Des arènes en bois furent construites à l’entrée de l’Esplanade, face à l’actuel « Café de l’Esplanade ». Mais l’inondation du 26 Septembre 1907 emporta pratiquement tout.
En 1952, il fut décidé de la construction de nouvelles arènes, cette fois au fond de l’Esplanade, sur l’emplacement du petit jardin dont beaucoup se souviennent encore.
De structure métallique, avec une enceinte extérieure en moellons, elles résisteront mieux à la terrible Vidourlade du 4 Octobre 1958, mais succomberont sous les coups des engins mécaniques venus les démolir afin d’ériger sur le même site une construction en béton armé, plus vaste et plus conforme aux normes de sécurité.
Quelques cartes postales en témoignent :
• 1903 : un cliché assez rare (n° 3) faisant partie d’une série numérotée.

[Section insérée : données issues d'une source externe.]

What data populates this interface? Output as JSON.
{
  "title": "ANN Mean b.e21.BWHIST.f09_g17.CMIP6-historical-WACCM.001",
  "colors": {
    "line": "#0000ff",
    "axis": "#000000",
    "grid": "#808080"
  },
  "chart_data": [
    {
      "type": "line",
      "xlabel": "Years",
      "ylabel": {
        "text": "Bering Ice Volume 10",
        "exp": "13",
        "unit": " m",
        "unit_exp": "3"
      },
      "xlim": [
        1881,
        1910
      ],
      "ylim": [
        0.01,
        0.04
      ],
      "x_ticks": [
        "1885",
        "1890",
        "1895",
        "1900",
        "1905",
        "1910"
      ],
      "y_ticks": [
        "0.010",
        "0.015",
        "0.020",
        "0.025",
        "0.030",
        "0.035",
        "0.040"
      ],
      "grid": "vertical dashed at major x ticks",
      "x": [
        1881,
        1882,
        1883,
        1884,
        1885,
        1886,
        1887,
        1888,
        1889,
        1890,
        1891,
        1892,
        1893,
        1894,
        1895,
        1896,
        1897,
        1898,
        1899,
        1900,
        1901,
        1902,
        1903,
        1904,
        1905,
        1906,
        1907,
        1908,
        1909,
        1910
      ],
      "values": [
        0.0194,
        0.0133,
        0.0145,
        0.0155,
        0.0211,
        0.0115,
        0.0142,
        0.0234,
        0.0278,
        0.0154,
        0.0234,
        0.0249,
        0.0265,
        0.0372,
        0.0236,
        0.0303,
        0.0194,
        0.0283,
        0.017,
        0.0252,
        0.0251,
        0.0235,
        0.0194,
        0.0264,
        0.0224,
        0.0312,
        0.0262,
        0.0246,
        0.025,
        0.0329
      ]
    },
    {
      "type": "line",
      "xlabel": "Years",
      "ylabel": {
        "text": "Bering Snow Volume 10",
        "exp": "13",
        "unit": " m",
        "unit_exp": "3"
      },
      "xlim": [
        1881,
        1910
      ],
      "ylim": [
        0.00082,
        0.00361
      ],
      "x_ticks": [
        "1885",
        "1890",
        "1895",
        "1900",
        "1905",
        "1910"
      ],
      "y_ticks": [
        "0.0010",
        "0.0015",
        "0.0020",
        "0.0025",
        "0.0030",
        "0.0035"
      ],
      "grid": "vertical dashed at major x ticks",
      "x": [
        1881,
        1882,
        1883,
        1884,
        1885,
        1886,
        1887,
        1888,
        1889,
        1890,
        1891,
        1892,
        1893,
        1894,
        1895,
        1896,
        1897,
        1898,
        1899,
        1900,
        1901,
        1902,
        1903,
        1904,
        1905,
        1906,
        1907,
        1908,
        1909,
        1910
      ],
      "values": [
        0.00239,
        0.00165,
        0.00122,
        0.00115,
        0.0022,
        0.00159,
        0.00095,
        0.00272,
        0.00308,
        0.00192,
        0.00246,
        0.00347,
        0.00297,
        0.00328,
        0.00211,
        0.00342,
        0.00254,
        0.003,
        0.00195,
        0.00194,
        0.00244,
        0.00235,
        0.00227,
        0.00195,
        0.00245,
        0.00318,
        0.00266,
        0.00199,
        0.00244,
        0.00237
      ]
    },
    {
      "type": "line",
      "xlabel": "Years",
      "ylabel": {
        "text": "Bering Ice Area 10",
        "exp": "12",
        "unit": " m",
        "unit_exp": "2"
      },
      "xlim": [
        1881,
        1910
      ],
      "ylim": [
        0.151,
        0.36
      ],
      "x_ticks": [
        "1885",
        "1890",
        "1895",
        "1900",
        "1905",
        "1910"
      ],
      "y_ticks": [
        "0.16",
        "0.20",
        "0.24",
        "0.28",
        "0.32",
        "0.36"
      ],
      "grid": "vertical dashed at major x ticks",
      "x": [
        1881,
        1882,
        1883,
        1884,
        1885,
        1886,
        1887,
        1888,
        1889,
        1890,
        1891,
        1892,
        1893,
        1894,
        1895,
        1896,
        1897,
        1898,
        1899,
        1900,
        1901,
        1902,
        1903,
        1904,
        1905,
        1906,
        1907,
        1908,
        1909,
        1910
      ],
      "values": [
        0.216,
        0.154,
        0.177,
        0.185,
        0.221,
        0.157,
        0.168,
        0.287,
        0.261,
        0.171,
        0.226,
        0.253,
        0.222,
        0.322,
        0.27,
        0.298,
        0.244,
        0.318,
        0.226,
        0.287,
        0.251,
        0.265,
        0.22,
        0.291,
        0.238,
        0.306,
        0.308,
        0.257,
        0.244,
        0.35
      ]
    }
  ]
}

Edition Paulet.
Le rond était construit sur l’emplacement de l’actuel parking Place de la République, ceci afin de laisser libre circulation sur la route Montpellier-Alès.
• 1909 : Cliché B.Alexandre, photo Sommières. Plus courante, elle nous présente une course place du Marché.
Grâce à ces deux cartes, il est possible de se faire une idée de l’intérêt manifesté par la population pour les taureaux, car le nombre de personnes massées sur les charrettes, balcons, estrades, tonneaux est très important.
• 1936 : Une série numérotée, (3 cartes) – Editions Trazic Sommières, photo Joan Van der Kerken montre l’intérieur des arènes, avec taureaux et razeteurs en poste.
• Une autre carte de la même année, Collection Louis Christol, reproduit l’entrée principale des arènes.
• Plus récemment, sur un cliché, Edition SMD Cim, on retrouve l’entrée des arènes, et l’on peut distinguer la surélé-vation des gradins afin d’augmenter le nombre de places.
• Enfin (1975, couleurs – Edition SL), dans la plus pure tradition taurine, c’est une « abrivado » devant l’horloge qui est le sujet retenu par le photographe.
Si contrairement à Lunel, Aigues-Mortes, Beaucaire, il n’y a pas profusion de cartes postales sur nos traditions tauromachiques locales, la « Fé di Bious » n’en est pas moins toujours très vive.
La récente inauguration des arènes le 28 Juin 1992, en présence des autorités départementales, municipales, du monde de la bouvine, et d’un nombreux public en est la preuve éclatante.
Notes
] Archives Départementales du Gard. Recueil des Actes Administratifs de la Préfecture
] Registre de délibérations du CM-Sommières.